A bushfire twelve months ago has ripped Annie’s world apart. Her grandmother Gladys is dead, her daughter Pippa is traumatised, and her mother Susan’s home was half destroyed. Although Annie, her husband Tom and Pippa live in the city, she’s never really settled there. The mountain is her home, and after her uncle Len calls her, she takes Pippa back to Quilly for an extended visit. The pressure of work means that Tom can’t join them, and he’s frustrated that Annie hasn’t thought this through.
‘It’s too easy to forget how good it feels to have purpose.’

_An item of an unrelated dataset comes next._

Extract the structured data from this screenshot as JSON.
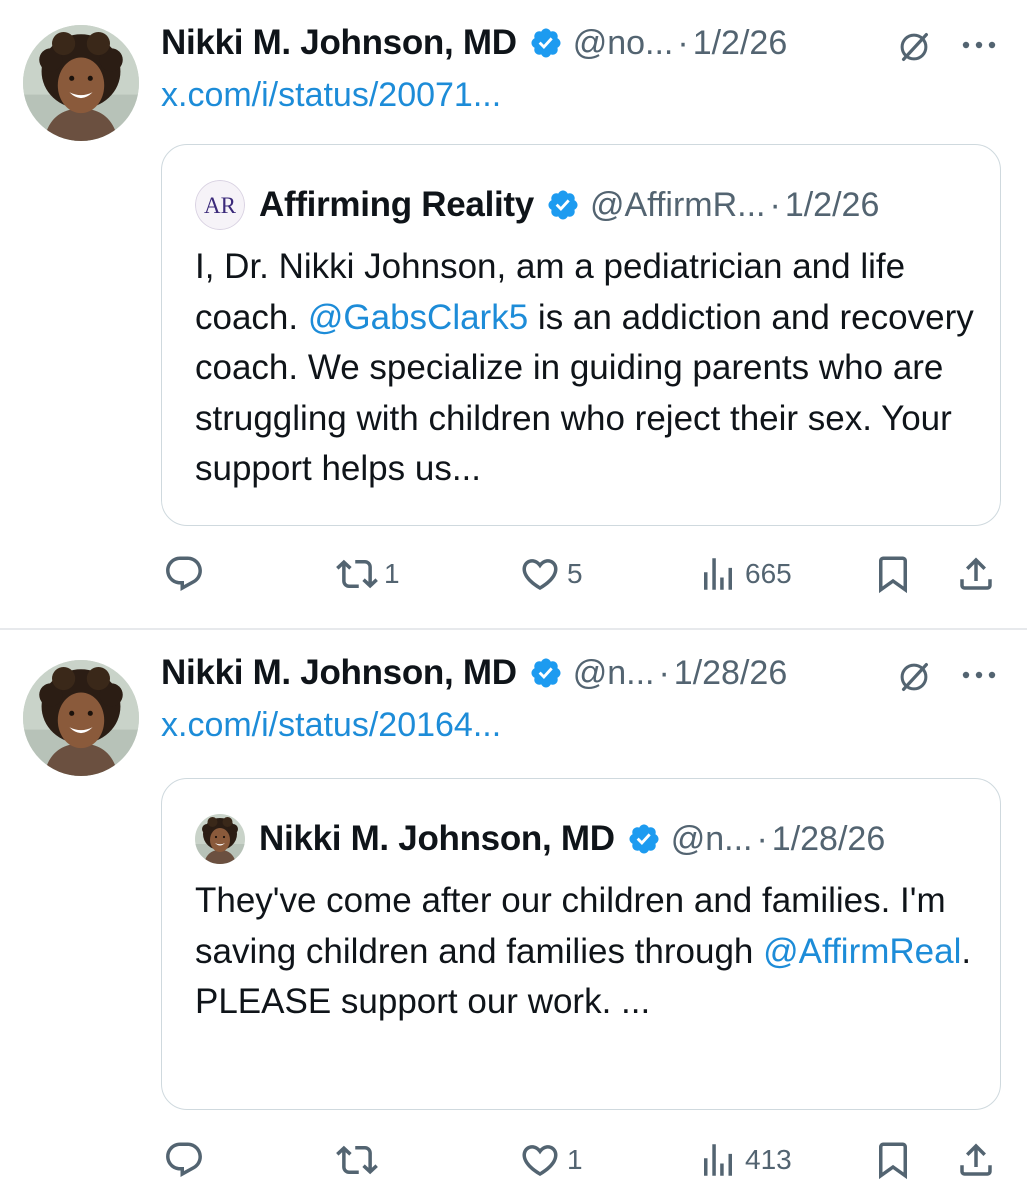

Back in Quilly, we meet Annie’s eccentric mother Susan, her uncle Len and his wife Rose. Gradually, we learn more about Annie’s life on the mountain, her relationship with Gladys, and the fire that has devastated the lives of so many. And Pippa, so traumatised by the fire, starts to open up to her grandmother and find her way gradually through her own trauma.
It took me a while to adjust to the rhythm of this novel. Ms Henry-Jones tells the story gradually, revealing pieces of information about people and events. There are several finely drawn characters, each dealing with the consequences of the bushfire the best they can. Some within the community see Annie as an interloper, and this undermines her sense of belonging. Can individuals within the community move on? Can Tom and Annie’s marriage survive this separation?
For me, this novel captures some of the trauma of catastrophe, as well as some of the issues individuals and communities need to deal with as a consequence. The devastation is clear, the grief understandable. There’s hope, as well, for the future – for the land and for at least some of the characters.